Structure and how things work;
Properties of chemicals
Sources, names, and organization;
Properties of matter
Properties of chemicals
Test in the lab
Sources, naming, and structure; Physical characteristics
Properties of chemicals
Test in the lab
Uses of alkanoates as derivatives of alkanoic acids: sources, nomenclature, preparation, and structure;
Properties of matter
Properties of chemicals
The environment, industry, and chemistry
Pollution of the air, water, and soil
Biochemistry 101 and Man-Made Polymers
Where proteins come from and what they do
How protein is used
Sources and assets;
How fats and oils are made in general
Getting soap ready
Uses for fats and oils.
Origins and names; Properties
Carbohydrates are examples of polymers;
Properties of man-made polymers;
How polymers are used
WAEC Practicals in Chemistry
Skills and rules that apply to everyone
Candidates will need to know how to do the following things and understand these ideas:
Measurements of mass and volume; Making standard solutions and diluting them;
Filtering, re-crystallizing, and figuring out the melting point;
Temperatures of neutralization and solutions are measured;
Using colorimetry to figure out the pH of different solutions;
How to use concentration versus time curves to figure out how fast a reaction is happening;
How to figure out the constants of equilibrium for a simple system.
Analysis of numbers
Titrations of acid and base
Using standard solutions of acids and alkalis and the indicators methyl orange, methyl red, and phenolphthalein to find out:
How much acid or alkaline a solution has;
The molar masses of acids, bases, and water at the point where they crystallize.
How well acids and bases mix with water;
How pure acids and bases are in terms of percent;
Analysis of a mixture of Na2CO3 and NaHCO3 using two indicators (Ghanaians only).
Stoichimetry of reactions.
Titrations of Redox
To solve analytical problems, titrations can be done on the following systems:
Acidic MnO4– with Fe2+; Acidic MnO4– with C2O42-; I2 in KI vs.

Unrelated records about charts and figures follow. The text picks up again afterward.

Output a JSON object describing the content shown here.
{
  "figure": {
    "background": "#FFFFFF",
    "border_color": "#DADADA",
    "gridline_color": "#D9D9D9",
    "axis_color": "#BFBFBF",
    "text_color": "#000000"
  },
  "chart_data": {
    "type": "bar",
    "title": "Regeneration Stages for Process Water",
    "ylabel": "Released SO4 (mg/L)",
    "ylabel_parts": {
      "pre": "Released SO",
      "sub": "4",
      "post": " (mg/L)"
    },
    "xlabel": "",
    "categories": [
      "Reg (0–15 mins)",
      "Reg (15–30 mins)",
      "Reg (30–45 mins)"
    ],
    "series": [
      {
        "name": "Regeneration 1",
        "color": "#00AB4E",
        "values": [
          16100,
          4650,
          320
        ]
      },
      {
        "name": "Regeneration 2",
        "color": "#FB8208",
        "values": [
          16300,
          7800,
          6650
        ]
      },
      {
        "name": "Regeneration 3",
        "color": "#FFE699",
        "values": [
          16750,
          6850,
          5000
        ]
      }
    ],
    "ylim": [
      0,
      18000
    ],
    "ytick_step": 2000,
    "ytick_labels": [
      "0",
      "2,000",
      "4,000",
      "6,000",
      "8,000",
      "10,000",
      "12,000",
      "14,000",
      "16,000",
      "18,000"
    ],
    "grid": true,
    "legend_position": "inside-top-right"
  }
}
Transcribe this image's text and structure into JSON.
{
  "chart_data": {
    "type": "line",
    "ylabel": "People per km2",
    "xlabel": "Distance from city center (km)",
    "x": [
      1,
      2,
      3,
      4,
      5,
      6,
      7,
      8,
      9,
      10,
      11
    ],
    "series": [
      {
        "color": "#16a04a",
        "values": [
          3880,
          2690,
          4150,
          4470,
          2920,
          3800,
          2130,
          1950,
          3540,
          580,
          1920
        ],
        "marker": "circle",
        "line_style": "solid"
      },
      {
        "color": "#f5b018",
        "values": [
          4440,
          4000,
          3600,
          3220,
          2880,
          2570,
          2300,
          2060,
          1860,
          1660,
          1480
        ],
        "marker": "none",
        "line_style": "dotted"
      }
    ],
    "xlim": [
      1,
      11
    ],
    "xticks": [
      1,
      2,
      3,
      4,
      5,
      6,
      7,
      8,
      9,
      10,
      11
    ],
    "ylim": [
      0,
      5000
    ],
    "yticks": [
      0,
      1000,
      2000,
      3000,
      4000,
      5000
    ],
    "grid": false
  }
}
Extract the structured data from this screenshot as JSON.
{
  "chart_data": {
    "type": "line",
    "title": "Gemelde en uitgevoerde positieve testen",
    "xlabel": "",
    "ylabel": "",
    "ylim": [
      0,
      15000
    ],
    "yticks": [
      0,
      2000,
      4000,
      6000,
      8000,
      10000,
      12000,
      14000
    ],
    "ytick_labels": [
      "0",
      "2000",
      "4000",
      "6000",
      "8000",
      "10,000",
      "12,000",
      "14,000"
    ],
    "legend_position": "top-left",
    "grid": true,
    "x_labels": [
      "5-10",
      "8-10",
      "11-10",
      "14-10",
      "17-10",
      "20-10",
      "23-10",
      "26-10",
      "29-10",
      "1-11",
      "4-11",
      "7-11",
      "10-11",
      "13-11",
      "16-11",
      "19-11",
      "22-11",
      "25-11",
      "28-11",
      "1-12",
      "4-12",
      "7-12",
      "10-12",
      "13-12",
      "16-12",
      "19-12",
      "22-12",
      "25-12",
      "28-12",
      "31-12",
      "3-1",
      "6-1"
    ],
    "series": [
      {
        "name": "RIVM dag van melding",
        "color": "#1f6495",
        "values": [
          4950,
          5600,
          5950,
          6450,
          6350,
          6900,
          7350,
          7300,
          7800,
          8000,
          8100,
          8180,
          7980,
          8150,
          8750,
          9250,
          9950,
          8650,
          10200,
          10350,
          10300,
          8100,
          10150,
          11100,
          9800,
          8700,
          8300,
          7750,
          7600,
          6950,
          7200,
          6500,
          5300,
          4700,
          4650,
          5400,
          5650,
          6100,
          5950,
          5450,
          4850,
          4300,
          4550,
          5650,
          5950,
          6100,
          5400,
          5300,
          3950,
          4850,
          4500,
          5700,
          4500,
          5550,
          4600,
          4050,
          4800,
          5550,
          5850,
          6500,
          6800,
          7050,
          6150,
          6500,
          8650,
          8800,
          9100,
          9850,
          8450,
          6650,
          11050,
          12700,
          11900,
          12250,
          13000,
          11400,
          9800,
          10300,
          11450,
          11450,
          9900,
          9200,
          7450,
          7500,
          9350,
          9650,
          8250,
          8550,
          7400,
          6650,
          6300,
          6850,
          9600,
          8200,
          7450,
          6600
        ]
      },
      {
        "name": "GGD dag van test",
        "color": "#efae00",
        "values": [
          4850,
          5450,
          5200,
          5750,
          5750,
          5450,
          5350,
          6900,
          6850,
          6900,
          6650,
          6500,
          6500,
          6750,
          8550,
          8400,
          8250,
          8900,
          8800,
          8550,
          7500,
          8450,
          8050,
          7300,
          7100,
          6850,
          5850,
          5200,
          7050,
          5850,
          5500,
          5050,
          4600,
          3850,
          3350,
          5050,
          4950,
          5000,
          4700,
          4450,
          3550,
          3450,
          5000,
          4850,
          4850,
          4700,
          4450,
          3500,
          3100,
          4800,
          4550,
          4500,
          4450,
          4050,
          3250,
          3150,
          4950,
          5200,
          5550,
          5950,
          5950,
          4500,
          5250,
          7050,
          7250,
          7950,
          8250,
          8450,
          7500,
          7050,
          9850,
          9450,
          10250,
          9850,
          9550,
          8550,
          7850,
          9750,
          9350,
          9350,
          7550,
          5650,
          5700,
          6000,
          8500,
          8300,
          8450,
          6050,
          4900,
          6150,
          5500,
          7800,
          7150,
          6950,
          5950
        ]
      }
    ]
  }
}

S2O32-.
Analysis of quality
There is no need for a formal plan of analysis.
With diluted NaOH(aq) and NH3(aq), the following cations were tested for their properties: NH4, Ca2+, Pb2+, Cu2+, Fe2+, Fe3+, Al3+, and Zn2+.
Tests that prove the above cations.
The typical reaction of dilute HCl on solids or solutions of solids in water and concentrated H2SO4 on solid samples of: The ions are Cl–, SO32-, CO32-, NO3-, and SO42-.
Tests to see if the above ions are true
Study of the differences between the halogens; displacement reactions.
Tests for H2, NH3, CO2, HCl, and SO2 to find out what they are like.
The functional groups in alkenes, alkanols, alkanoic acids, sugars (using Fehling’s and Benedict’s solutions only), starch (using the iodine test only), and proteins (using the Ninhydrin test, Xanthoporteic test, Biuret test, and Millon’s test only) all react in the same way in a test tube.
WAEC Textbooks for Chemistry
Here is a list of the books that the WAEC recommends for Chemistry;
Ababio, O. Y. (2009). New School Chemistry for Senior High Schools (Fourth edition),
Africana FIRST Publishers Limited is in Onitsha.
High School Senior Chemistry, Bajah, S.T.; Teibo, B. O., Onwu, G.; and Obikwere, A. Book 1 (1999), Books 2 and 3 (2000). Lagos: Longman.
Understanding Chemistry for Schools and Colleges, by G. O. Ojokuku (2012, Revised Edition), Zaria: Press-On Chemresources. Essential: Chemistry for Senior Secondary Schools, by I. A. Odesina (2008), 2nd Edition, Lagos: Tonad Publishers Limited.
Countdown to WASSCE/SSCE, NECO, and JME Chemistry, Uche, I. O.; Adenuga, I. J.; and Iwuagwu, S. L. (2003). Ibadan: Evans.